Em julho, Szilárd convidou Einstein, a figura de maior prestígio no mundo da ciência, para a sua casa em Long Island (foto), onde este, em alemão, ditou a carta. Incerto, porém, quanto ao nível de detalhe a fornecer, Szilárd traduziu o texto em duas versões diferentes. Datadas de 2 de agosto, foram ambas enviadas a Einstein para sua aprovação e assinatura. Einstein assinou as duas e mostrou preferência pela mais longa, mas deixou a escolha final a cargo de Szilárd.
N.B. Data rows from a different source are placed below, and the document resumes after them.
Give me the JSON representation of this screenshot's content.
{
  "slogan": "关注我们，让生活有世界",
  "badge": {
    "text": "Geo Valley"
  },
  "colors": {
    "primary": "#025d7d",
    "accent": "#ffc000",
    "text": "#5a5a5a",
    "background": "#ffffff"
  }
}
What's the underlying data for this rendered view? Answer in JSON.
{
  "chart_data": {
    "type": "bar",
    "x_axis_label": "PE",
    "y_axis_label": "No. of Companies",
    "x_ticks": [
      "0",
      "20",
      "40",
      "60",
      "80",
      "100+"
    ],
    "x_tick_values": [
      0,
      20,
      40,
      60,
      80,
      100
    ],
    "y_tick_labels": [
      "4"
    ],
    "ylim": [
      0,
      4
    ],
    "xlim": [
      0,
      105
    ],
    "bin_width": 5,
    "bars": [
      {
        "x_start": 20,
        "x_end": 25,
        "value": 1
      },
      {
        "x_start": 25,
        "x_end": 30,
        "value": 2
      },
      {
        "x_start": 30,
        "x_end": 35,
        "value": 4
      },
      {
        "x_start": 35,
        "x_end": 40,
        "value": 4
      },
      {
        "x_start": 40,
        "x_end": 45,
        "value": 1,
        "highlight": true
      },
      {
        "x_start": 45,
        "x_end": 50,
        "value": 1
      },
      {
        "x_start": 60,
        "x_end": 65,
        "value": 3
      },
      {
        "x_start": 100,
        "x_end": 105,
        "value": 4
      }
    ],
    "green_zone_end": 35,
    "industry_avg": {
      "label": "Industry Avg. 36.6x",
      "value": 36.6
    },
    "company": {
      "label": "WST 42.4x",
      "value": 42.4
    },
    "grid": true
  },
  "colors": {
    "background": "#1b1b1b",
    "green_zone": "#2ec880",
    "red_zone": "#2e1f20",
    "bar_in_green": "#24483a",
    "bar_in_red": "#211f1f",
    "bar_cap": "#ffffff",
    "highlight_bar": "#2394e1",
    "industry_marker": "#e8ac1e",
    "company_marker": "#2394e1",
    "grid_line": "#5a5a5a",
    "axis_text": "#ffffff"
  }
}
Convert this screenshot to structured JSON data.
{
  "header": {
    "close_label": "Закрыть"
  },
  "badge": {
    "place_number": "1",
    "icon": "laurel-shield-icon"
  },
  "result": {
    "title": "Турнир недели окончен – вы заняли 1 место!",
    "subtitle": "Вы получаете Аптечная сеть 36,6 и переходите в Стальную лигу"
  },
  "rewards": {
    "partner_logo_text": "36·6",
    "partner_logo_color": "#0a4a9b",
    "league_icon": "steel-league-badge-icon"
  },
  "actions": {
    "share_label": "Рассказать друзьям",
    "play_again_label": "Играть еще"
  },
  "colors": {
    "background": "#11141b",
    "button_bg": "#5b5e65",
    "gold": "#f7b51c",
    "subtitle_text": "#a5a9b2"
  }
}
Logo a 1 de setembro, a invasão da Polónia pela Alemanha desencadeou a II Guerra Mundial. O resto é História: na sequência da carta, foi criada a Comissão Consultiva do Urânio, embrião do Projeto Manhattan, com o mítico Robert Oppenheimer como diretor científico. Com os EUA na guerra, após o ataque surpresa dos japoneses à base naval de Pearl Harbor, no Havai, a 7 de dezembro de 1941, os esforços de desenvolvimento da bomba atómica intensificaram-se. Em Berkeley, tinham sido produzidos novos elementos químicos: neptúnio e plutónio. O neptúnio-239, instável, decai para plutónio-239, também cindível, constituindo outra possibilidade para a bomba. Era, porém, crucial obter material cindível em quantidade suficiente para sustentar reações em cadeia. Envolvendo o Corpo de Engenheiros dos EUA e vários gigantes da indústria, além das universidades de Berkeley, Chicago e Columbia, com a participação do Reino Unido e do Canadá, o Projecto Manhattan atingiu proporções colossais, empregando mais de 130 000 pessoas. As incertezas sobre a viabilidade da bomba eram, porém, imensas, mas havia uma certeza absoluta: se funcionasse, a sua força destrutiva decidiria o resultado da guerra a favor de quem a utilizasse.
A guerra já tinha terminado na Europa há mais de dois meses com a rendição da Alemanha, quando, a 16 de julho, no ‘Trinity Test’, foi ensaiado, com sucesso, o protótipo da bomba atómica. A 6 de agosto, os EUA lançaram uma bomba sobre Hiroxima e, três dias depois, outra sobre Nagasáqui, forçando a rendição do Japão e pondo fim à II Guerra Mundial.
A versão mais curta da carta de Szilárd e Einstein, assinada pelo segundo, mas não enviada, será leiloada na Christie’s de Nova Iorque a 10 de setembro, com estimativas de atingir entre 4 e 6 milhões de dólares. Cá em casa, algures, tenho uma cópia fac-similada da versão que Roosevelt recebeu. Adquiri-a por 5 ou 6 dólares na loja de recordações da base naval de Pearl Harbor.